De acordo com a Modern Chinese Warplanes, duas filosofias de design estão competindo para entrar no bombardeiro estratégico de próxima geração da China. Um deles, o H-20, é um design de asa voadora subsônico e furtivo similar aos bombardeiros americanos B-2 e B-21.

Já o Outro, o JH-XX, é um design supersônico mais convencional. O H-20 é projetado com o máximo de furtividade para se infiltrar no espaço aéreo inimigo. O JH-XX é menos furtivo, mas capaz de atingir velocidades supersônicas ao redor das defesas inimigas.

As imagens do JH-XX mostram um bombardeiro com um layout de avião bastante convencional, incluindo fuselagem e estabilizadores horizontais. A aeronave também parece construída para velocidade, com uma configuração aerodinâmica de asa de em ângulo mais crítico.

As asas estão “limpas” sem tanques de combustível ou armas, com ambos armazenados internamente para preservar o perfil furtivo do bombardeiro.

Embora não seja uma asa voadora no estilo B-2, o JH-XX tem muitos recursos de aeronaves stealth. O avião tem uma aparência achatada, com ângulos embutidos que tornam a aeronave menos suscetível ao radar. As entradas de ar são irregulares para reduzir sua assinatura de radar e colocadas no topo da aeronave para mantê-las fora da vista dos radares que operam abaixo do bombardeiro. Isso sugere que o JH-XX é projetado principalmente como um penetrador de alta altitude.

As duas saídas do motor estão enterrados dentro da cauda da aeronave, reduzindo seu aspecto de radar para trás e são protegidos horizontalmente pelos grandes estabilizadores horizontais. Isso diminui as chances de o bombardeiro ser detectado por sensores infravermelhos de busca e rastreamento e por mísseis guiados por infravermelho.

A questão é: a aparição do JH-XX na capa da mais prestigiada revista de Aviação chinesa significa que a filosofia “menos furtiva” ganhou? Se sim, porque? A asa voadora é praticamente o padrão ouro para aviões furtivos que não têm que lutar, proporcionando o máximo de furtividade para penetrar no espaço aéreo inimigo em detrimento da capacidade de manobra.

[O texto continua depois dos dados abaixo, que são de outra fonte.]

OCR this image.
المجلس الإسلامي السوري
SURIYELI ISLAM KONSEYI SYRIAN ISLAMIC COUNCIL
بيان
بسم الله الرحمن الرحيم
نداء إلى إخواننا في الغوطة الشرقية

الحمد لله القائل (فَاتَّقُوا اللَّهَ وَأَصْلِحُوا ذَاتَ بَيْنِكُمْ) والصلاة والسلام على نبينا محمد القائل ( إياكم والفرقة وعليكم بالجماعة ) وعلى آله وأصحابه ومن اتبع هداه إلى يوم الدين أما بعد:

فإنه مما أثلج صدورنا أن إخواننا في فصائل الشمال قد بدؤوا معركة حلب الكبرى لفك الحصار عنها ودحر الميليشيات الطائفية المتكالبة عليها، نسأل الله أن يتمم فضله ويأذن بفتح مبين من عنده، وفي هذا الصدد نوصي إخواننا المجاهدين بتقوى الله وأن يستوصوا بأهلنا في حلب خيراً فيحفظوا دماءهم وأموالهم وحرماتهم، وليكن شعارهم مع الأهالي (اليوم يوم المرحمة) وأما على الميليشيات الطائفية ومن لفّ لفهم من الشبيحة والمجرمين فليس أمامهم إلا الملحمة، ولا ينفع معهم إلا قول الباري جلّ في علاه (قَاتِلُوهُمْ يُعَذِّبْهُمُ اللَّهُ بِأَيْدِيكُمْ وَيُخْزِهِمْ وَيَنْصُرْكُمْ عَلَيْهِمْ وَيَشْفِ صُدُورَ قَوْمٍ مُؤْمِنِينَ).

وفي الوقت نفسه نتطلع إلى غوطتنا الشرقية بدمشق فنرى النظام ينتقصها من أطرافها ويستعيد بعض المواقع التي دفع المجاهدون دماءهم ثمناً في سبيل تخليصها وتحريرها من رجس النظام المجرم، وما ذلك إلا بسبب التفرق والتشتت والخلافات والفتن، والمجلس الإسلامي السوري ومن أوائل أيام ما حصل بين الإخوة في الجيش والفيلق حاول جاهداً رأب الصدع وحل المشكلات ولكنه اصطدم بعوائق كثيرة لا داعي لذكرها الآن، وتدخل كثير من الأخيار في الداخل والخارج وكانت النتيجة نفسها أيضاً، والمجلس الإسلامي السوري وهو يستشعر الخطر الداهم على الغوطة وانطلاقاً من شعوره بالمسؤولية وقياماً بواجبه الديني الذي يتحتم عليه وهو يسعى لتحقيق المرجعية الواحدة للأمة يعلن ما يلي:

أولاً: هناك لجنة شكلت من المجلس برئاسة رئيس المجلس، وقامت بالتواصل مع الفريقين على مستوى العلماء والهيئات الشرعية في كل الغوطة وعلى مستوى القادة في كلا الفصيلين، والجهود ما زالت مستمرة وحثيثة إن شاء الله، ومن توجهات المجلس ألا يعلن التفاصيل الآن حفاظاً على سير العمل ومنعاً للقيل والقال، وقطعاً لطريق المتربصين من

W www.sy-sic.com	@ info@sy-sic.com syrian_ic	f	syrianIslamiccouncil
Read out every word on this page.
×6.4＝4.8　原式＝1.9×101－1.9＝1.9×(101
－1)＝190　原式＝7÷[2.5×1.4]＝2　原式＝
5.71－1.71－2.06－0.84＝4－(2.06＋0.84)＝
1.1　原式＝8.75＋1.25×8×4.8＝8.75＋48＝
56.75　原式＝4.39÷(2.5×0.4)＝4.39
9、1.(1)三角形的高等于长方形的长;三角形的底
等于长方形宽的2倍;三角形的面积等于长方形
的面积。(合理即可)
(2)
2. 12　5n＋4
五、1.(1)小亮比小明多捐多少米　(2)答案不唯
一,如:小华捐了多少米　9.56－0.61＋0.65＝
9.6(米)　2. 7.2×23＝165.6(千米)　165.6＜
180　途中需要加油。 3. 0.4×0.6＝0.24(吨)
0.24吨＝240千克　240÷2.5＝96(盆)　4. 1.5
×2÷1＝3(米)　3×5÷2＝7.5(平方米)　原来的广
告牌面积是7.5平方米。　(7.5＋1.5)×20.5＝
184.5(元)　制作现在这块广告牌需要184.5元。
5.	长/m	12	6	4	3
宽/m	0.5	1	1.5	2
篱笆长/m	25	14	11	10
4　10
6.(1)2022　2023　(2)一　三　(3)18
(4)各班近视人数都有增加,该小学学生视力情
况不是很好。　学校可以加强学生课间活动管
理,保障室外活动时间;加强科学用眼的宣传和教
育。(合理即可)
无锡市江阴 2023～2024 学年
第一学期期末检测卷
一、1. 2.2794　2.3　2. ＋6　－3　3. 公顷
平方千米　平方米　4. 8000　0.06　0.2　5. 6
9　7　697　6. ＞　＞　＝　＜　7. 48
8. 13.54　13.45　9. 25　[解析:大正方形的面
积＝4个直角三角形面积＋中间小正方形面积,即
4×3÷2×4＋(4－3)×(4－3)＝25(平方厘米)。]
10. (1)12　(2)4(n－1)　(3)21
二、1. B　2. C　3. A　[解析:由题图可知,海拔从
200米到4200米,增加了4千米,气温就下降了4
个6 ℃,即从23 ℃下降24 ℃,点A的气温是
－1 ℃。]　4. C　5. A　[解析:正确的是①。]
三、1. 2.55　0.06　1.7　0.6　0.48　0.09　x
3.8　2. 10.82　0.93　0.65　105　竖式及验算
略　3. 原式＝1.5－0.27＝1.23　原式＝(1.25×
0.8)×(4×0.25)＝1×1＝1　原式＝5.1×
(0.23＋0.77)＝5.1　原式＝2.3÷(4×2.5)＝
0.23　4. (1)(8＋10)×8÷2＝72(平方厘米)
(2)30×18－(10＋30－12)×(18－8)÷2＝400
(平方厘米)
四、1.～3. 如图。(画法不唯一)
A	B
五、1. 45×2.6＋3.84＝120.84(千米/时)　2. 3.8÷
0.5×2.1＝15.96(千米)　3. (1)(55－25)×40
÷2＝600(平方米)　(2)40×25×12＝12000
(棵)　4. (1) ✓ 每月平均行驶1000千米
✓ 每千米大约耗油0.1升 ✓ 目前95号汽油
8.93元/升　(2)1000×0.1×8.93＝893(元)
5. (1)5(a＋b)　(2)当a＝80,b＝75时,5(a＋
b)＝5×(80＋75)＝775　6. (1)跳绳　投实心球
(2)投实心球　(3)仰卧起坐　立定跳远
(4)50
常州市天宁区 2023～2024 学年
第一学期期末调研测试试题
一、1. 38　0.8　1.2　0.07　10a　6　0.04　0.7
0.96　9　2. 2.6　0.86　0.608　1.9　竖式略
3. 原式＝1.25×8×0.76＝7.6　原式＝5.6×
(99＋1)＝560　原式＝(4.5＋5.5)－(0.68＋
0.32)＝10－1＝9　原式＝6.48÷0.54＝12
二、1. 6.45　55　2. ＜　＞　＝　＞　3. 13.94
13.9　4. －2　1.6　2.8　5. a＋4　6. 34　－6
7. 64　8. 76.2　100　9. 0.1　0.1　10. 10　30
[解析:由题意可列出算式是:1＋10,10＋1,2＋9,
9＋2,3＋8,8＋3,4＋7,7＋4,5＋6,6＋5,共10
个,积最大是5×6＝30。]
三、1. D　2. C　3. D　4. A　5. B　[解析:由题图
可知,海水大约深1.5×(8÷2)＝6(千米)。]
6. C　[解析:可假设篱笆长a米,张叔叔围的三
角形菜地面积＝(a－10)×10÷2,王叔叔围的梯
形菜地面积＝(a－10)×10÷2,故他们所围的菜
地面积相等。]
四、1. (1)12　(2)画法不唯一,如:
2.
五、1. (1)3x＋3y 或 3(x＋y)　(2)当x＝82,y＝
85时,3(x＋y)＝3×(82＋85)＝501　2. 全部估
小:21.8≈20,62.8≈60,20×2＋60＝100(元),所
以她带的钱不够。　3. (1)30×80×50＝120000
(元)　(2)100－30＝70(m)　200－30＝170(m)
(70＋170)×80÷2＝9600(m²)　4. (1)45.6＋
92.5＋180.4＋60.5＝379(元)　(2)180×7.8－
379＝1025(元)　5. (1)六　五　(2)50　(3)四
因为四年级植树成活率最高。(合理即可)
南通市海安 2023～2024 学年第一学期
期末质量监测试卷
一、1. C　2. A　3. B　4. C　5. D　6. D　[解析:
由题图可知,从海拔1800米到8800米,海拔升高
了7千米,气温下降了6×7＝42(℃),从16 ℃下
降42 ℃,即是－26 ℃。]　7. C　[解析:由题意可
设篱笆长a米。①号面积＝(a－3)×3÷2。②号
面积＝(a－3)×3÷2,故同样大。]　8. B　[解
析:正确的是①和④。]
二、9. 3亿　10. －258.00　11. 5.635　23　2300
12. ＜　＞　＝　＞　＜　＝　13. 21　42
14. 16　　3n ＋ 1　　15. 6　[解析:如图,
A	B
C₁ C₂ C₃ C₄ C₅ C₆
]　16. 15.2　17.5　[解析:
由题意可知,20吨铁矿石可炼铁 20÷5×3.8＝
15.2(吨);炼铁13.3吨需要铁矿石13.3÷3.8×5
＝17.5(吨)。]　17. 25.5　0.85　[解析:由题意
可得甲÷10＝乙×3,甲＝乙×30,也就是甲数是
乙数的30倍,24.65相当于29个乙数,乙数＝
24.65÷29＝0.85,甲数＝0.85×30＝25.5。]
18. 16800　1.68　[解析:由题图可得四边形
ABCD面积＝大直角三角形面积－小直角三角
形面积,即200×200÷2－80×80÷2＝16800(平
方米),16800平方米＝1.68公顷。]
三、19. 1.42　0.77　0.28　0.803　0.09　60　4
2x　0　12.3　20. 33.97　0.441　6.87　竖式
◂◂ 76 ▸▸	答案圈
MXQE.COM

É possível que, apesar dos grandes avanços da China na aviação militar, ela ainda fique atrás dos Estados Unidos na chamada tecnologia “fly by wire”, onde aviões que, digamos, “menos que aerodinamicamente ideais”, são fáceis de voar por causa de computadores capazes de corrigir o seu traçado em voo e  de fazer ajustes contínuos nos sistemas de controle do avião.

Outra possibilidade é que a China esteja menos confiante na tecnologia stealth como principal meio de sobrevivência de aeronaves e esteja protegendo suas apostas escolhendo um bombardeiro com capacidade supersônica. Em 2017, o South China Morning Post informou que cientistas chineses estavam trabalhando em sistemas de detecção que usavam o entrelaçamento quântico para localizar e rastrear aeronaves furtivas, evitando os radares tradicionais.

Em tese o JH-XX substituiria o bombardeiro Xian H-6 no serviço chinês. O H-6 está em produção desde a década de 1950 e é aproximadamente comparável ao bombardeiro estratégico pesado B-52H da USAF. Como o B-52, o H-6 não é furtivo e ataca alvos à distância com mísseis de cruzeiro de longo alcance. Segundo o governo dos EUA, o JH-XX carregaria armas nucleares, algo que o H-6 não faz. A China não possui um inventário ativo de armas nucleares lançadas por aeronaves. Isso aparentemente está prestes a mudar.

É claro que nós, no Ocidente, podemos estar lendo demais nas coisas. A Aviation Knowledge pode ter simplesmente compartilhado as imagens para estimular as vendas na banca de revista. Mas a revista é de prestígio e exibir fotos de um avião que nunca entrará em produção parece improvável.

 

Nota do Editor

E.M.Pinto – A nomenclatura “JH” é usualmente destacada para os caças bombardeiros e não para os bombardeiros (H). Quando surgiram as  primeiras imagens do atual JHXX levou-se ao questionamento se a aeronave se trataria de um bombardeiro tático como o H-6 ou mesmo de um bombardeiro estratégico dotado de capacidade de ataque nuclear. Talvez ai esteja embutida uma das razões para sua escolha, se é que ela já foi feita.